Creating A Kid-Friendly Newscast with Stephanie Kelmar
Conversation with Stephanie Kelmar, Founder & Editor, KidNuz Podcast
Creating A Kid-Friendly Newscast
May 8, 2019
1. What is your business?
KidNuz is the first ever, daily news podcast for kids. Each episode is about five minutes long and covers current events, politics, entertainment, sports, science, and each episode features a daily quiz. The stories are long enough to inform but short enough not to bore.
We choose stories that will interest kids without being scary or alarming. Our target audience is kids age 6-13, but we find that adults enjoy the podcast as well. Our hope is that the podcast will inform kids about the world around them and spark longer conversations with their parents.
KidNuz is a screen-free service so we rely on parents to play it for their kids over breakfast, in the car or anytime. The podcast is available on our KidNuz website, iTunes and every major streaming service.
2. What made you decide to start your business and/or switch careers?
One day I was sitting in the car with a friend who had a son the same age as mine, and both boys were starting to become curious about the news. We were lamenting the fact that the newspapers and radio broadcast we enjoyed weren’t appropriate for children. That was the beginning of the idea. News, in general, focuses a lot on death and dying. We wanted our kids and others to learn about the world around them in a way that wouldn’t scare them or make them anxious. There are so many interesting things going on in the world that we can expose our kids to that are age-appropriate.
My three partners and I are all Emmy Winning journalists and even more importantly, we are all moms. Without them— Rosemarie, Tori, and Kim—KidNuz would never have gotten off the ground. Writing and recording the podcast is essentially a 24-hour process. We are always following the news and looking for interesting stories to include. Luckily, we can do our work remotely, so we can be pretty flexible in spending time with our kids.
3. Was there one moment that gave you the confidence that this was a good idea?
Yes. It was the day I first introduced the concept to Rosemarie. She has great instincts, and she agreed it was a great idea the moment I told her about it. With podcasts exploding in popularity, creating the first ever, daily news podcast for kids seemed like a winning idea.
4. Were your family and friends helpful or obstacles in launching your business? How so?
I get a lot of support from both family and friends. My husband works in marketing and is tech savvy, so he’s been a great resource when I have questions.
My kids were the motivating factor, so they have been my built-in audience from the start. When I am choosing stories or looking over scripts, I always think about whether they’re appropriate for them. And for the most part, I can work on KidNuz while my kids are at school, so I can still give them the attention they need later in the day.
5. Was outside funding/cost a challenge to getting your business off the ground?
Since our podcast is the first of its kind, we thought it was important to develop the product first and then focus on building an audience.
Our startup costs, since we are dealing with ideas and information, have been really minimal. Building our website was the biggest expenditure while our biggest investment has been our time and effort.
6. Who did you speak to for support as you were working on the idea/launch?
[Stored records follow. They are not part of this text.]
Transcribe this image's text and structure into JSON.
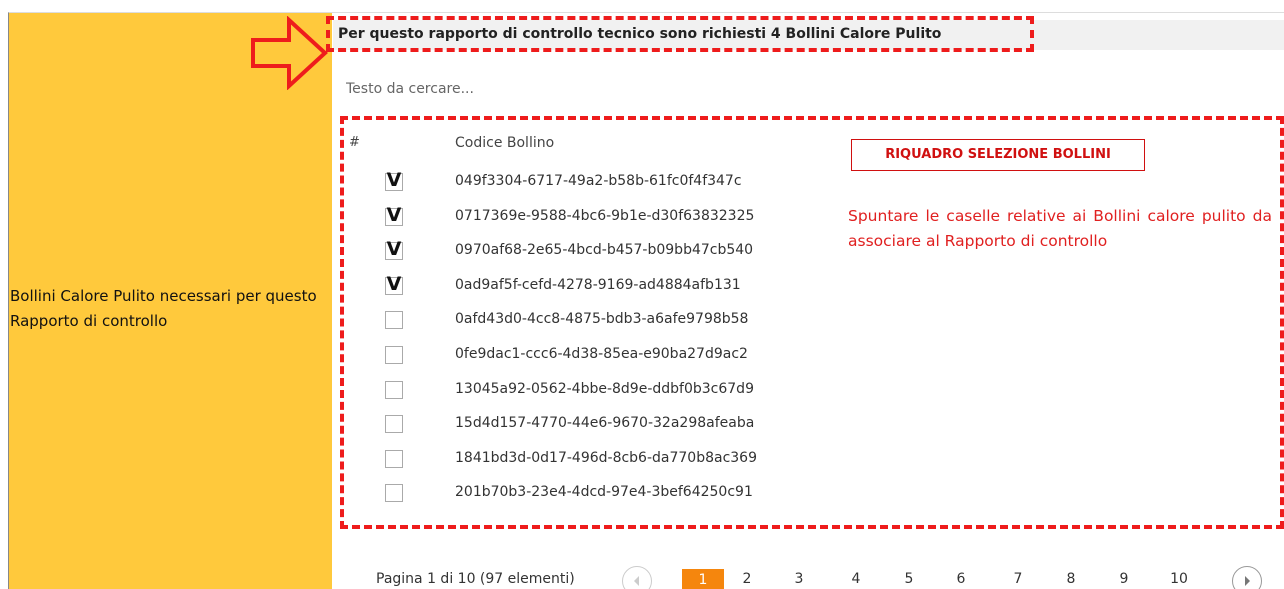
{
  "left_label": "Bollini Calore Pulito necessari per questo Rapporto di controllo",
  "header": {
    "title": "Per questo rapporto di controllo tecnico sono richiesti 4 Bollini Calore Pulito"
  },
  "search": {
    "placeholder": "Testo da cercare..."
  },
  "table": {
    "col_hash": "#",
    "col_code": "Codice Bollino",
    "rows": [
      {
        "code": "049f3304-6717-49a2-b58b-61fc0f4f347c",
        "checked": true
      },
      {
        "code": "0717369e-9588-4bc6-9b1e-d30f63832325",
        "checked": true
      },
      {
        "code": "0970af68-2e65-4bcd-b457-b09bb47cb540",
        "checked": true
      },
      {
        "code": "0ad9af5f-cefd-4278-9169-ad4884afb131",
        "checked": true
      },
      {
        "code": "0afd43d0-4cc8-4875-bdb3-a6afe9798b58",
        "checked": false
      },
      {
        "code": "0fe9dac1-ccc6-4d38-85ea-e90ba27d9ac2",
        "checked": false
      },
      {
        "code": "13045a92-0562-4bbe-8d9e-ddbf0b3c67d9",
        "checked": false
      },
      {
        "code": "15d4d157-4770-44e6-9670-32a298afeaba",
        "checked": false
      },
      {
        "code": "1841bd3d-0d17-496d-8cb6-da770b8ac369",
        "checked": false
      },
      {
        "code": "201b70b3-23e4-4dcd-97e4-3bef64250c91",
        "checked": false
      }
    ],
    "check_glyph": "V"
  },
  "pager": {
    "info": "Pagina 1 di 10 (97 elementi)",
    "pages": [
      "1",
      "2",
      "3",
      "4",
      "5",
      "6",
      "7",
      "8",
      "9",
      "10"
    ],
    "current": "1"
  },
  "annotation": {
    "box_label": "RIQUADRO SELEZIONE BOLLINI",
    "note": "Spuntare le caselle relative ai Bollini calore pulito da associare al Rapporto di controllo"
  },
  "colors": {
    "left_panel": "#ffc93c",
    "annotation_red": "#ee1c1c",
    "active_page": "#f5860d"
  }
}
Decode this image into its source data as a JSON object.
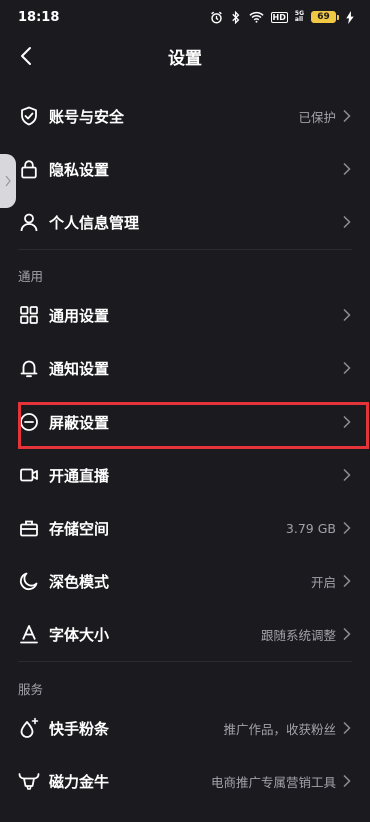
{
  "status_bar": {
    "time": "18:18",
    "network": "HD",
    "signal_tag_top": "5G",
    "signal_tag_bottom": "all",
    "battery": "69"
  },
  "header": {
    "title": "设置"
  },
  "items": {
    "account": {
      "label": "账号与安全",
      "value": "已保护",
      "icon": "shield-check-icon"
    },
    "privacy": {
      "label": "隐私设置",
      "icon": "lock-icon"
    },
    "personal": {
      "label": "个人信息管理",
      "icon": "user-icon"
    },
    "general": {
      "label": "通用设置",
      "icon": "grid-icon"
    },
    "notify": {
      "label": "通知设置",
      "icon": "bell-icon"
    },
    "block": {
      "label": "屏蔽设置",
      "icon": "minus-circle-icon"
    },
    "live": {
      "label": "开通直播",
      "icon": "video-camera-icon"
    },
    "storage": {
      "label": "存储空间",
      "value": "3.79 GB",
      "icon": "storage-box-icon"
    },
    "dark": {
      "label": "深色模式",
      "value": "开启",
      "icon": "moon-icon"
    },
    "font": {
      "label": "字体大小",
      "value": "跟随系统调整",
      "icon": "font-size-icon"
    },
    "fanstiao": {
      "label": "快手粉条",
      "value": "推广作品，收获粉丝",
      "icon": "sparkle-drop-icon"
    },
    "magnet": {
      "label": "磁力金牛",
      "value": "电商推广专属营销工具",
      "icon": "bull-icon"
    }
  },
  "sections": {
    "general": "通用",
    "services": "服务"
  },
  "colors": {
    "background": "#1b1a1f",
    "secondary_text": "#a3a2a8",
    "highlight": "#e5333a",
    "battery": "#f0c843"
  }
}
We live in Silicon Valley, so there are a lot of talented and successful people all around us. We also have lots of friends with children in our target audience. We are really lucky to be surrounded by creative people who give us feedback on the content as well as good business and legal advice. As we continue to grow, I know this kind of support will be instrumental to our company’s success.
7. What are some successes you have had with your business that make you proud?
My son recently told me about a discussion that took place in his classroom. A group of 6th graders decided that they wanted to start a school newspaper. When the teacher opened up the floor for ideas of what to put in it many kids starting referencing “KidNuz.” The teacher wasn’t sure what it was, but the kids were well aware of the podcast, and I could tell it made my son proud.
8. What are some of your current challenges?
We put out an excellent product day after day, and our biggest challenge is getting the word out. We are thrilled with our endorsements from Parents Magazine and various local school superintendents and educators.
9. Have there been positive or negative impacts on your family and work/life balance once your business was off the ground?
As a mom to a 9 and 11-year-old, I still feel guilty during those times I need to step away from them to take care of something related to KidNuz. But I feel lucky that I’m working on something that they both love and understand.
10. What are your hopes for your business for the next five years?
We would love for everyone to discover and listen to KidNuz. I am hearing from more and more teachers who play KidNuz for their students, and we are currently speaking with educators about formally incorporating KidNuz into their classrooms.
We also have plans to introduce a news podcast for teens, where we can introduce more complexity and slightly more mature topics.
We are also looking into incorporating video onto our websites. We know that both kids and teens spend a lot of time online, often too much. We feel that if kids and teens are going to spend their free time online, why not give them something that’s both educational and entertaining?